Pourquoi blâmons-nous les victimes?

En octobre, Jonathan Martin, un joueur de football des Dolphins de Miami, a quitté l'équipe en raison de mauvais traitements de la part de ses coéquipiers, qui ont notamment reçu des messages téléphoniques menaçants d'un autre joueur. L'incident a soulevé des inquiétudes au sujet de bizutage au sein de la NFL, mais il a également incité certains à suggérer que Martin lui-même porte au moins une responsabilité partielle de son sort. Par exemple, un autre joueur de la NFL a déclaré dans une interview que Martin est «tout aussi coupable parce qu'il a permis que cela se produise» et qu'il se soit comporté comme un homme. D'autres ont soutenu que Martin était trop sensible et s'est fait une cible facile.

Ce genre de blâme n'est pas propre aux cas d'intimidation. On peut le voir lorsque les histoires sexuelles des victimes de viol sont disséquées, lorsque les personnes vivant dans la pauvreté sont considérées comme paresseuses et non motivées, alors que les personnes souffrant de maladies mentales ou physiques sont présumées avoir invoqué la maladie par de mauvais choix de vie. Il y a des cas où les victimes peuvent effectivement assumer une part de responsabilité pour leurs malheurs, mais trop souvent, cette responsabilité est exagérée et d'autres facteurs sont écartés. Pourquoi sommes-nous si impatients de blâmer les victimes, même lorsque nous n'avons apparemment rien à gagner?

La responsabilité des victimes ne consiste pas seulement à éviter la culpabilité, mais aussi à éviter la vulnérabilité. Plus une victime est innocente, plus elle est menaçante. Les victimes menacent notre sentiment que le monde est un endroit sûr et moral, où les bonnes choses arrivent aux bonnes personnes et les mauvaises choses aux mauvaises personnes. Quand de mauvaises choses arrivent à de bonnes personnes, cela implique que personne n'est en sécurité, que peu importe à quel point nous sommes bons, nous aussi nous pourrions être vulnérables. L'idée que le malheur peut être aléatoire, frapper n'importe qui à n'importe quel moment, est une pensée terrifiante, et pourtant nous sommes confrontés chaque jour à la preuve que cela peut être vrai.
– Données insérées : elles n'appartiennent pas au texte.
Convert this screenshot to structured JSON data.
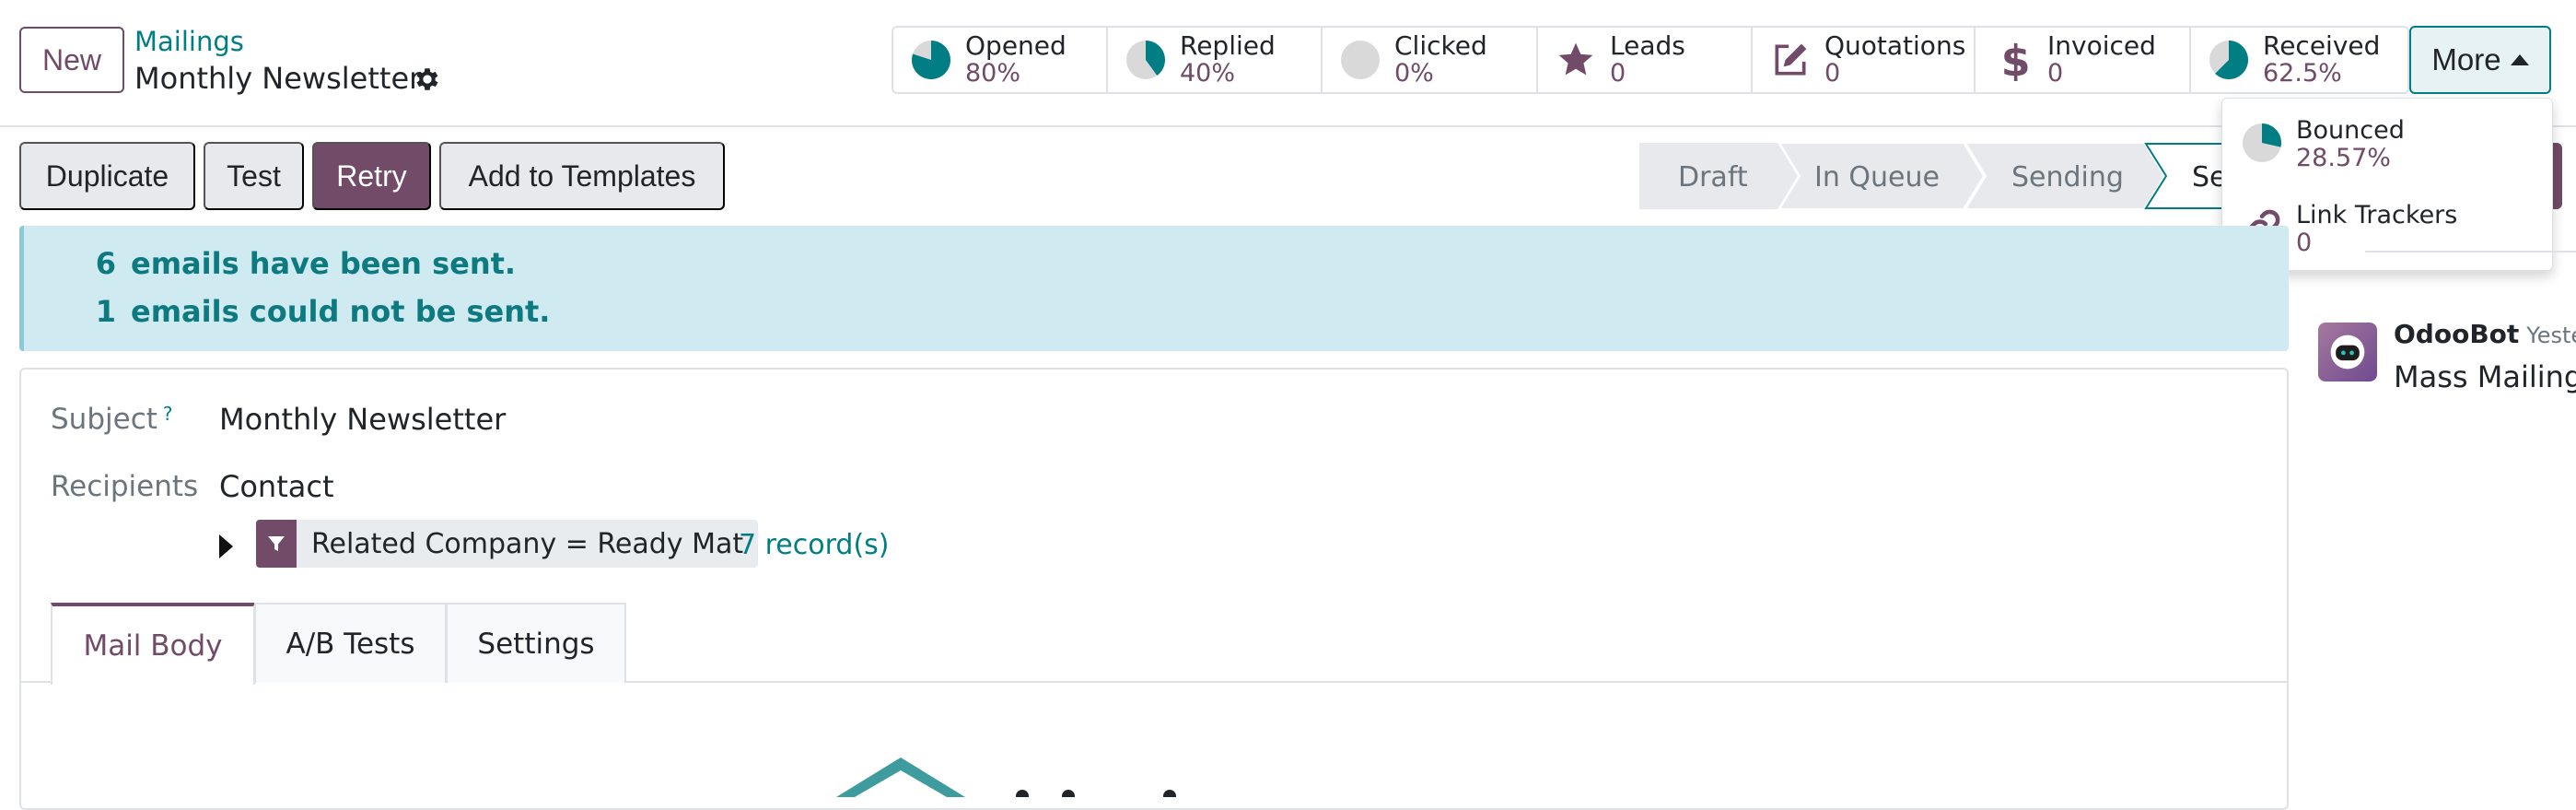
{
  "control_panel": {
    "new_label": "New",
    "breadcrumb_parent": "Mailings",
    "breadcrumb_current": "Monthly Newsletter"
  },
  "stats": [
    {
      "label": "Opened",
      "value": "80%",
      "fraction": 0.8,
      "icon": "pie-chart-icon"
    },
    {
      "label": "Replied",
      "value": "40%",
      "fraction": 0.4,
      "icon": "pie-chart-icon"
    },
    {
      "label": "Clicked",
      "value": "0%",
      "fraction": 0,
      "icon": "pie-chart-icon"
    },
    {
      "label": "Leads",
      "value": "0",
      "icon": "star-icon"
    },
    {
      "label": "Quotations",
      "value": "0",
      "icon": "pencil-square-icon"
    },
    {
      "label": "Invoiced",
      "value": "0",
      "icon": "dollar-icon"
    },
    {
      "label": "Received",
      "value": "62.5%",
      "fraction": 0.625,
      "icon": "pie-chart-icon"
    }
  ],
  "more": {
    "label": "More",
    "items": [
      {
        "label": "Bounced",
        "value": "28.57%",
        "fraction": 0.2857,
        "icon": "pie-chart-icon"
      },
      {
        "label": "Link Trackers",
        "value": "0",
        "icon": "link-icon"
      }
    ]
  },
  "actions": {
    "duplicate": "Duplicate",
    "test": "Test",
    "retry": "Retry",
    "add_to_templates": "Add to Templates"
  },
  "status": {
    "stages": [
      "Draft",
      "In Queue",
      "Sending",
      "Se"
    ],
    "active_index": 3
  },
  "alert": {
    "sent_count": "6",
    "sent_text": "emails have been sent.",
    "failed_count": "1",
    "failed_text": "emails could not be sent."
  },
  "form": {
    "subject_label": "Subject",
    "subject_help": "?",
    "subject_value": "Monthly Newsletter",
    "recipients_label": "Recipients",
    "recipients_value": "Contact",
    "domain_filter": "Related Company = Ready Mat",
    "records_link": "7 record(s)"
  },
  "tabs": [
    "Mail Body",
    "A/B Tests",
    "Settings"
  ],
  "chatter": {
    "author": "OdooBot",
    "timestamp": "Yesterd",
    "message": "Mass Mailing"
  },
  "colors": {
    "primary": "#714b67",
    "teal": "#017e84",
    "alert_bg": "#cfeaf0",
    "pie_fill": "#017e84",
    "pie_empty": "#d9d9d9"
  }
}
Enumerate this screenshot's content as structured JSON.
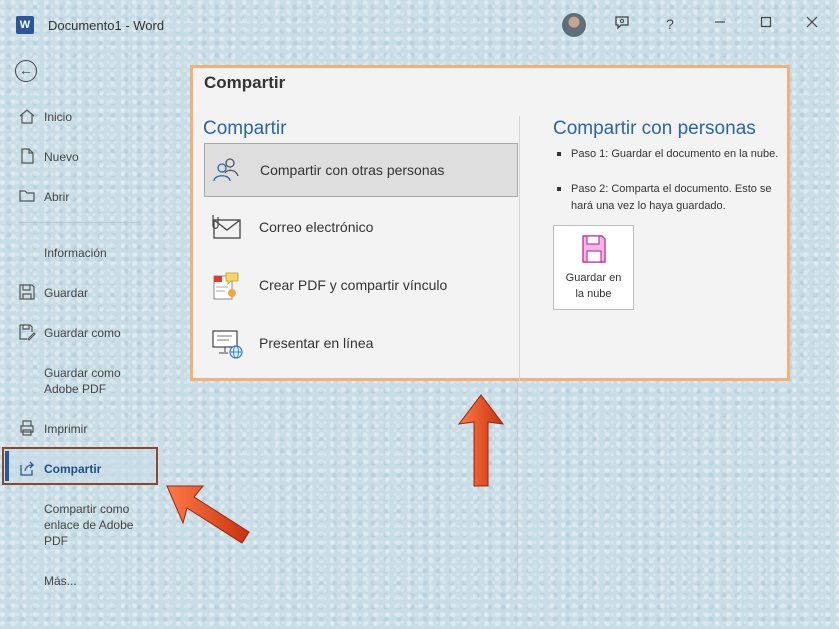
{
  "window": {
    "app_icon": "W",
    "title": "Documento1  -  Word",
    "help": "?"
  },
  "sidebar": {
    "items": [
      {
        "label": "Inicio",
        "icon": "home-icon"
      },
      {
        "label": "Nuevo",
        "icon": "new-document-icon"
      },
      {
        "label": "Abrir",
        "icon": "folder-icon"
      },
      {
        "label": "Información",
        "icon": ""
      },
      {
        "label": "Guardar",
        "icon": "save-icon"
      },
      {
        "label": "Guardar como",
        "icon": "save-as-icon"
      },
      {
        "label": "Guardar como Adobe PDF",
        "icon": ""
      },
      {
        "label": "Imprimir",
        "icon": "printer-icon"
      },
      {
        "label": "Compartir",
        "icon": "share-icon"
      },
      {
        "label": "Compartir como enlace de Adobe PDF",
        "icon": ""
      },
      {
        "label": "Más...",
        "icon": ""
      }
    ],
    "active": "Compartir"
  },
  "panel": {
    "title": "Compartir",
    "left_heading": "Compartir",
    "options": [
      {
        "label": "Compartir con otras personas",
        "icon": "people-icon",
        "selected": true
      },
      {
        "label": "Correo electrónico",
        "icon": "email-icon",
        "selected": false
      },
      {
        "label": "Crear PDF y compartir vínculo",
        "icon": "pdf-share-icon",
        "selected": false
      },
      {
        "label": "Presentar en línea",
        "icon": "present-online-icon",
        "selected": false
      }
    ],
    "right_heading": "Compartir con personas",
    "steps": [
      "Paso 1: Guardar el documento en la nube.",
      "Paso 2: Comparta el documento. Esto se hará una vez lo haya guardado."
    ],
    "save_cloud_button": {
      "line1": "Guardar en",
      "line2": "la nube"
    }
  },
  "colors": {
    "accent": "#2b579a",
    "heading": "#2b64a8",
    "highlight_border": "#f2b07a",
    "arrow": "#e8441c"
  }
}
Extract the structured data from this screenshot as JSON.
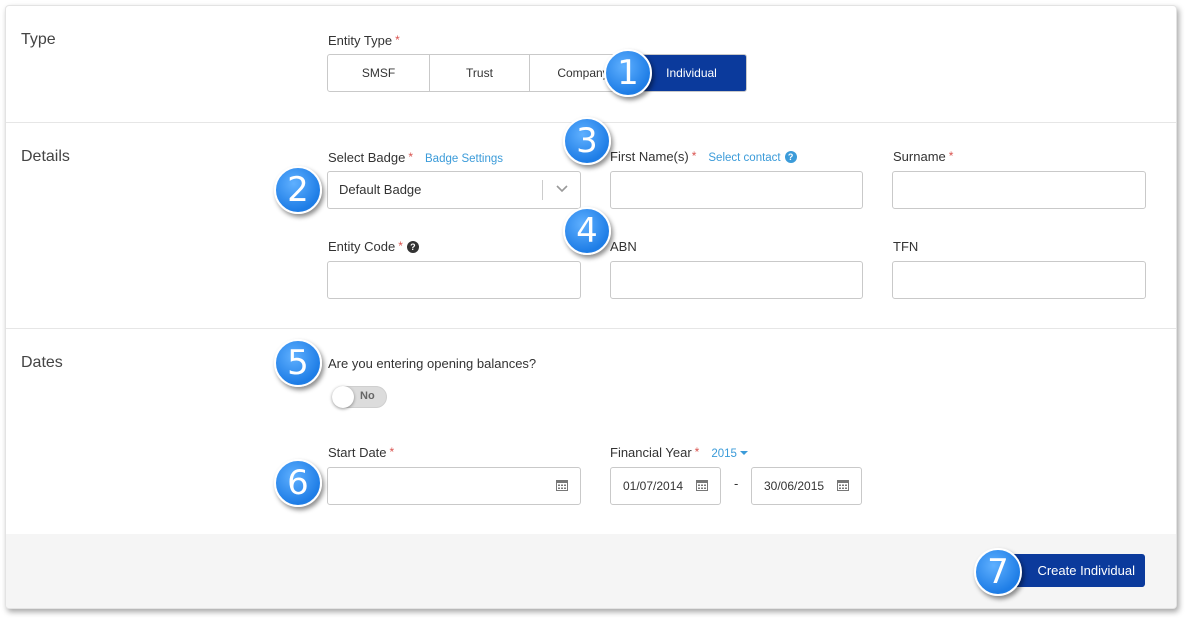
{
  "type_section": {
    "title": "Type",
    "entity_type_label": "Entity Type",
    "options": [
      "SMSF",
      "Trust",
      "Company",
      "Individual"
    ],
    "selected": "Individual"
  },
  "details_section": {
    "title": "Details",
    "select_badge_label": "Select Badge",
    "badge_settings_link": "Badge Settings",
    "badge_value": "Default Badge",
    "first_names_label": "First Name(s)",
    "select_contact_link": "Select contact",
    "surname_label": "Surname",
    "entity_code_label": "Entity Code",
    "abn_label": "ABN",
    "tfn_label": "TFN"
  },
  "dates_section": {
    "title": "Dates",
    "opening_balances_question": "Are you entering opening balances?",
    "toggle_label": "No",
    "start_date_label": "Start Date",
    "financial_year_label": "Financial Year",
    "financial_year_value": "2015",
    "fy_start": "01/07/2014",
    "fy_separator": "-",
    "fy_end": "30/06/2015"
  },
  "footer": {
    "create_button": "Create Individual"
  },
  "markers": [
    "1",
    "2",
    "3",
    "4",
    "5",
    "6",
    "7"
  ],
  "colors": {
    "primary": "#0b3a9c",
    "link": "#3b9bd9",
    "required": "#d9534f",
    "marker": "#1e7de6"
  }
}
Dans les années 1960, le Dr Melvin Lerner, psychologue social, a mené une étude sérieuse et sérieuse dans laquelle il a constaté que lorsque les participants constataient qu'une autre personne recevait des décharges électriques et qu'elle était incapable d'intervenir, elle commençait à déroger aux victimes. Plus la souffrance semble injuste et grave, plus la dérogation est grande. Des études de suivi ont révélé qu'un phénomène similaire se produit lorsque les gens évaluent les victimes d'accidents de voiture, de viols, de violence domestique, de maladie et de pauvreté. Les recherches menées par le Dr. Ronnie Janoff-Bulman suggèrent que les victimes se dérogent parfois, localisant la cause de leur souffrance dans leur propre comportement, mais pas dans leurs caractéristiques durables, dans le but de rendre les événements négatifs plus contrôlables et donc plus évitables. l'avenir.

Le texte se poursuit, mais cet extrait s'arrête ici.